Do NOT crash if CLAUDE.md is missing or unwritable — log a warning and
continue.
---
## Step 5: Verdict block (idempotent doctor output)
Print a status block matching `/setup-gbrain` Step 10 conventions. Each row
is `[OK]/[FIX]/[WARN]/[ERR]`. Reuse `gbrain doctor --json --fast` for
informational rows but DO NOT gate the guidance block on doctor (per
/plan-eng-review §6 — doctor is too strict for unrelated reasons).
```
gbrain status: GREEN
CLI ............. OK <gbrain version>
Engine .......... OK <pglite|supabase>
Capability ...... OK write+search round-trip
CWD source ...... OK <gstack-code-{repo_slug}> (page_count=<N>)
~/.gstack source. OK <gstack-brain-{user}> (page_count=<N>) — managed by /setup-gbrain
Memory sync ..... OK <artifacts_sync_mode>
CLAUDE.md ....... OK ## GBrain Search Guidance present
Last sync ....... OK <last_sync from state file>
Run `/sync-gbrain` again any time gbrain feels off; safe and idempotent.
```
If any row is YELLOW or RED, the verdict line says so and the failing rows
surface a one-line "next action" (e.g., `Capability ...... ERR capability
check failed; CLAUDE.md guidance block REMOVED — run /setup-gbrain to repair`).
---
## Concurrency note
This skill is safe to run concurrently from multiple terminals on the same
Mac. The orchestrator acquires a lock at `~/.gstack/.sync-gbrain.lock` before
any state-file or CLAUDE.md mutation and exits with code 2 if another sync is
in flight. Stale locks (process died) auto-clear after 5 minutes.
## Cross-machine note
The `## GBrain Search Guidance` block is committed to the repo's CLAUDE.md
and travels with `git push`/`git pull` — NOT through `~/.gstack/.brain-allowlist`
(which is for `~/.gstack/` brain-sync only). On a different Mac with a synced
CLAUDE.md but no local gbrain, /sync-gbrain detects the mismatch via the
capability check and REMOVES the block (the local agent shouldn't be told to
use a tool that isn't installed).
## Status reporting
End with a Completion Status (per the preamble protocol):
- **DONE** — all stages green, CLAUDE.md guidance block present, verdict GREEN.
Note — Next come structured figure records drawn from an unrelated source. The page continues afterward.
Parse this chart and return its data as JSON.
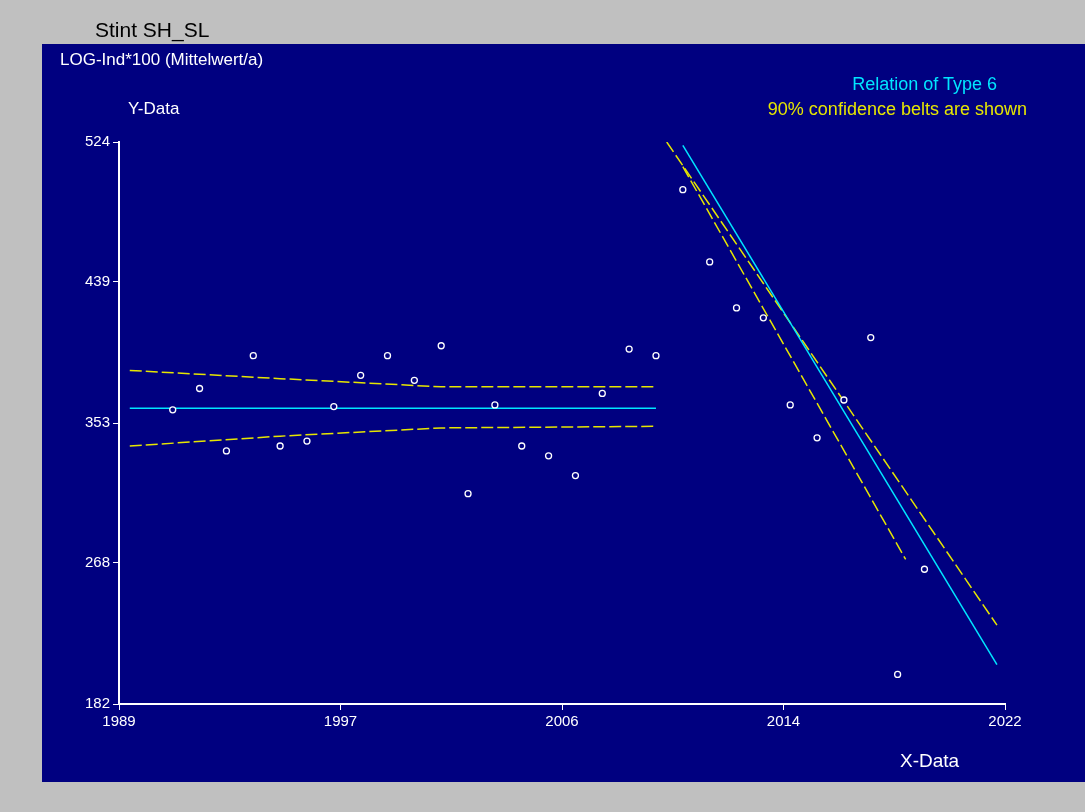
{
  "chart_data": {
    "type": "scatter",
    "title": "Stint SH_SL",
    "subtitle": "LOG-Ind*100 (Mittelwert/a)",
    "xlabel": "X-Data",
    "ylabel": "Y-Data",
    "annotations": [
      "Relation of Type 6",
      "90% confidence belts are shown"
    ],
    "xlim": [
      1989,
      2022
    ],
    "xticks": [
      1989,
      {
        "value": 1997.25,
        "label": "1997"
      },
      {
        "value": 2005.5,
        "label": "2006"
      },
      {
        "value": 2013.75,
        "label": "2014"
      },
      2022
    ],
    "ylim": [
      182,
      524
    ],
    "yticks": [
      182,
      268,
      353,
      439,
      524
    ],
    "grid": false,
    "legend": false,
    "series": [
      {
        "color": "#ffffff",
        "marker": "circle",
        "x": [
          1991,
          1992,
          1993,
          1994,
          1995,
          1996,
          1997,
          1998,
          1999,
          2000,
          2001,
          2002,
          2003,
          2004,
          2005,
          2006,
          2007,
          2008,
          2009,
          2010,
          2011,
          2012,
          2013,
          2014,
          2015,
          2016,
          2017,
          2018,
          2019
        ],
        "values": [
          361,
          374,
          336,
          394,
          339,
          342,
          363,
          382,
          394,
          379,
          400,
          310,
          364,
          339,
          333,
          321,
          371,
          398,
          394,
          495,
          451,
          423,
          417,
          364,
          344,
          367,
          405,
          200,
          264
        ]
      },
      {
        "type": "line",
        "color": "#00e5ff",
        "marker": "none",
        "line_style": "solid",
        "x": [
          1989.4,
          2009
        ],
        "values": [
          362,
          362
        ]
      },
      {
        "type": "line",
        "color": "#00e5ff",
        "marker": "none",
        "line_style": "solid",
        "x": [
          2010,
          2021.7
        ],
        "values": [
          522,
          206
        ]
      },
      {
        "type": "line",
        "color": "#e6e600",
        "marker": "none",
        "line_style": "dashed",
        "x": [
          1989.4,
          1995,
          2001,
          2009
        ],
        "values": [
          385,
          380,
          375,
          375
        ]
      },
      {
        "type": "line",
        "color": "#e6e600",
        "marker": "none",
        "line_style": "dashed",
        "x": [
          1989.4,
          1995,
          2001,
          2009
        ],
        "values": [
          339,
          345,
          350,
          351
        ]
      },
      {
        "type": "line",
        "color": "#e6e600",
        "marker": "none",
        "line_style": "dashed",
        "x": [
          2009.4,
          2021.7
        ],
        "values": [
          524,
          230
        ]
      },
      {
        "type": "line",
        "color": "#e6e600",
        "marker": "none",
        "line_style": "dashed",
        "x": [
          2010,
          2018.3
        ],
        "values": [
          509,
          270
        ]
      }
    ]
  }
}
- **DONE_WITH_CONCERNS** — sync ran but at least one stage failed or capability
check failed. List which.
- **BLOCKED** — could not acquire lock, gbrain not on PATH, or per-repo policy
is deny. State the blocker.
- **NEEDS_CONTEXT** — /setup-gbrain has not been run, or `gbrain doctor` shows
a state that requires user decision (e.g., engine migration).